The first issue is using relative paths in the sample sheet that are are accessible from the working directory when calling dba()
.
You can check this by verifying that the files are in the correct place:
basedir <- system.file("extra", package="DiffBind")
samplesheet.path <- file.path(basedir, "tamoxifen.csv")
samples <- read.csv(samplesheet.path)
file.exists(file.path(getwd(),samples$Peaks))
Actually the files are relative to basedir
, not the home directory:
file.exists(file.path(basedir, samples$Peaks))
You can fix this in a few ways. One is by specifying the "home" directory for the data:
myDBA <- dba(sampleSheet="tamoxifen.csv", dir=basedir)
Another is to change the working directory:
setwd(basedir)
myDBA <- dba(sampleSheet=samplesheet.path)

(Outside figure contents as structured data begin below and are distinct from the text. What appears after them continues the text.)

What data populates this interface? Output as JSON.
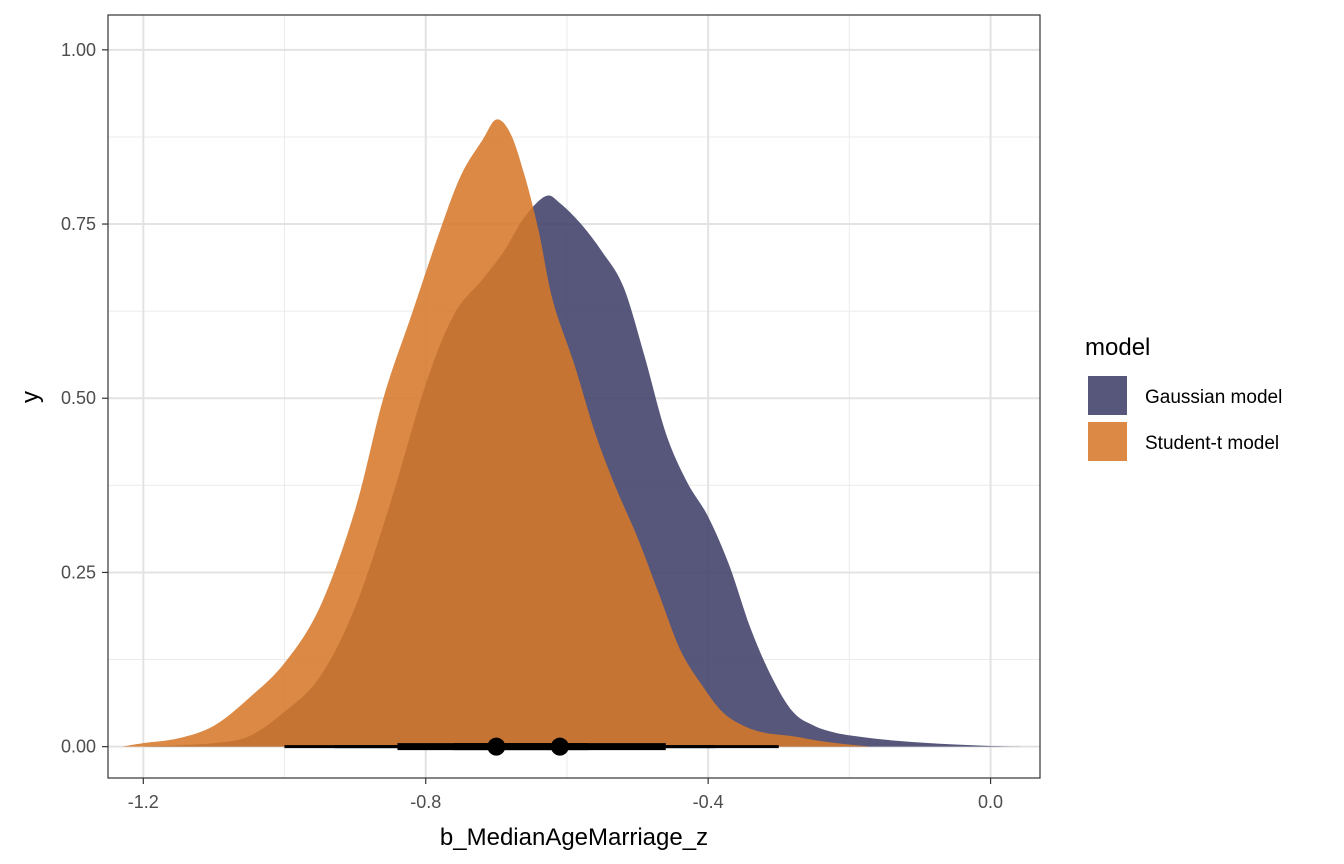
{
  "chart_data": {
    "type": "area",
    "title": "",
    "xlabel": "b_MedianAgeMarriage_z",
    "ylabel": "y",
    "xlim": [
      -1.25,
      0.07
    ],
    "ylim": [
      -0.045,
      1.05
    ],
    "x_ticks": [
      -1.2,
      -0.8,
      -0.4,
      0.0
    ],
    "x_tick_labels": [
      "-1.2",
      "-0.8",
      "-0.4",
      "0.0"
    ],
    "y_ticks": [
      0.0,
      0.25,
      0.5,
      0.75,
      1.0
    ],
    "y_tick_labels": [
      "0.00",
      "0.25",
      "0.50",
      "0.75",
      "1.00"
    ],
    "grid": true,
    "legend": {
      "title": "model",
      "position": "right"
    },
    "series": [
      {
        "name": "Gaussian model",
        "color": "#3f4068",
        "opacity": 0.88,
        "x": [
          -1.2,
          -1.15,
          -1.1,
          -1.05,
          -1.0,
          -0.95,
          -0.9,
          -0.85,
          -0.8,
          -0.76,
          -0.72,
          -0.69,
          -0.66,
          -0.63,
          -0.61,
          -0.58,
          -0.55,
          -0.52,
          -0.49,
          -0.46,
          -0.43,
          -0.4,
          -0.37,
          -0.34,
          -0.31,
          -0.28,
          -0.25,
          -0.22,
          -0.19,
          -0.15,
          -0.1,
          -0.05,
          0.0,
          0.05
        ],
        "y": [
          0.0,
          0.002,
          0.005,
          0.015,
          0.05,
          0.1,
          0.2,
          0.35,
          0.52,
          0.62,
          0.67,
          0.71,
          0.76,
          0.79,
          0.78,
          0.75,
          0.71,
          0.66,
          0.56,
          0.45,
          0.38,
          0.33,
          0.26,
          0.17,
          0.1,
          0.05,
          0.03,
          0.02,
          0.015,
          0.01,
          0.006,
          0.003,
          0.001,
          0.0
        ]
      },
      {
        "name": "Student-t model",
        "color": "#d6792a",
        "opacity": 0.88,
        "x": [
          -1.23,
          -1.2,
          -1.15,
          -1.1,
          -1.05,
          -1.0,
          -0.95,
          -0.9,
          -0.86,
          -0.82,
          -0.78,
          -0.75,
          -0.72,
          -0.7,
          -0.68,
          -0.66,
          -0.64,
          -0.62,
          -0.59,
          -0.56,
          -0.53,
          -0.5,
          -0.47,
          -0.44,
          -0.41,
          -0.38,
          -0.35,
          -0.32,
          -0.28,
          -0.24,
          -0.2,
          -0.17
        ],
        "y": [
          0.0,
          0.005,
          0.012,
          0.03,
          0.07,
          0.12,
          0.2,
          0.34,
          0.5,
          0.62,
          0.74,
          0.82,
          0.87,
          0.9,
          0.88,
          0.82,
          0.74,
          0.64,
          0.55,
          0.45,
          0.37,
          0.3,
          0.22,
          0.14,
          0.09,
          0.05,
          0.03,
          0.02,
          0.015,
          0.008,
          0.003,
          0.0
        ]
      }
    ],
    "intervals": [
      {
        "series": "Student-t model",
        "point": -0.7,
        "inner": [
          -0.84,
          -0.57
        ],
        "outer": [
          -1.0,
          -0.39
        ]
      },
      {
        "series": "Gaussian model",
        "point": -0.61,
        "inner": [
          -0.76,
          -0.46
        ],
        "outer": [
          -0.93,
          -0.3
        ]
      }
    ]
  }
}
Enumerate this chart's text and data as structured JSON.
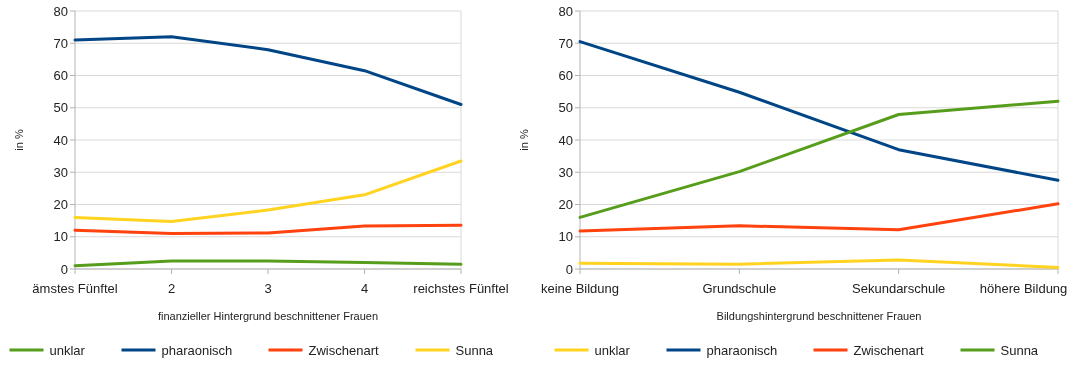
{
  "chart_data": [
    {
      "type": "line",
      "xlabel": "finanzieller Hintergrund beschnittener Frauen",
      "ylabel": "in %",
      "categories": [
        "ämstes Fünftel",
        "2",
        "3",
        "4",
        "reichstes Fünftel"
      ],
      "ylim": [
        0,
        80
      ],
      "yticks": [
        0,
        10,
        20,
        30,
        40,
        50,
        60,
        70,
        80
      ],
      "grid": "y",
      "legend": "bottom",
      "series": [
        {
          "name": "unklar",
          "color": "#579d1c",
          "values": [
            1,
            2.5,
            2.5,
            2,
            1.5
          ]
        },
        {
          "name": "pharaonisch",
          "color": "#004586",
          "values": [
            71,
            72,
            68,
            61.5,
            51
          ]
        },
        {
          "name": "Zwischenart",
          "color": "#ff420e",
          "values": [
            12,
            11,
            11.2,
            13.3,
            13.6
          ]
        },
        {
          "name": "Sunna",
          "color": "#ffd320",
          "values": [
            16,
            14.7,
            18.3,
            23,
            33.5
          ]
        }
      ]
    },
    {
      "type": "line",
      "xlabel": "Bildungshintergrund beschnittener Frauen",
      "ylabel": "in %",
      "categories": [
        "keine Bildung",
        "Grundschule",
        "Sekundarschule",
        "höhere Bildung"
      ],
      "ylim": [
        0,
        80
      ],
      "yticks": [
        0,
        10,
        20,
        30,
        40,
        50,
        60,
        70,
        80
      ],
      "grid": "y",
      "legend": "bottom",
      "series": [
        {
          "name": "unklar",
          "color": "#ffd320",
          "values": [
            1.8,
            1.5,
            2.8,
            0.5
          ]
        },
        {
          "name": "pharaonisch",
          "color": "#004586",
          "values": [
            70.5,
            54.8,
            37,
            27.5
          ]
        },
        {
          "name": "Zwischenart",
          "color": "#ff420e",
          "values": [
            11.8,
            13.4,
            12.2,
            20.2
          ]
        },
        {
          "name": "Sunna",
          "color": "#579d1c",
          "values": [
            16,
            30.2,
            47.9,
            52
          ]
        }
      ]
    }
  ]
}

The final way to fix this is to use full (absolute) file paths in the samplesheet.
The second issue if having a mis-match between the format of the peak files and the format specified using the PeakCaller
column (and possibly the PeakFormat
and ScoreCol
columns if present). The important thing is to ensure that the column where DiffBind
is expecting to see peak scores is actually a numeric value. For example, if the PeakCaller
values are bed
, the fifth column of the peak file should be a numeric score.
Code?
Thanks! Sorry, here is the code:
db.object = dba(sampleSheet="diffbind_low_high_21072021.csv")
. I have previously used this with no problem but seems like I cannot get away now.. Not sure exactly what is going wrong.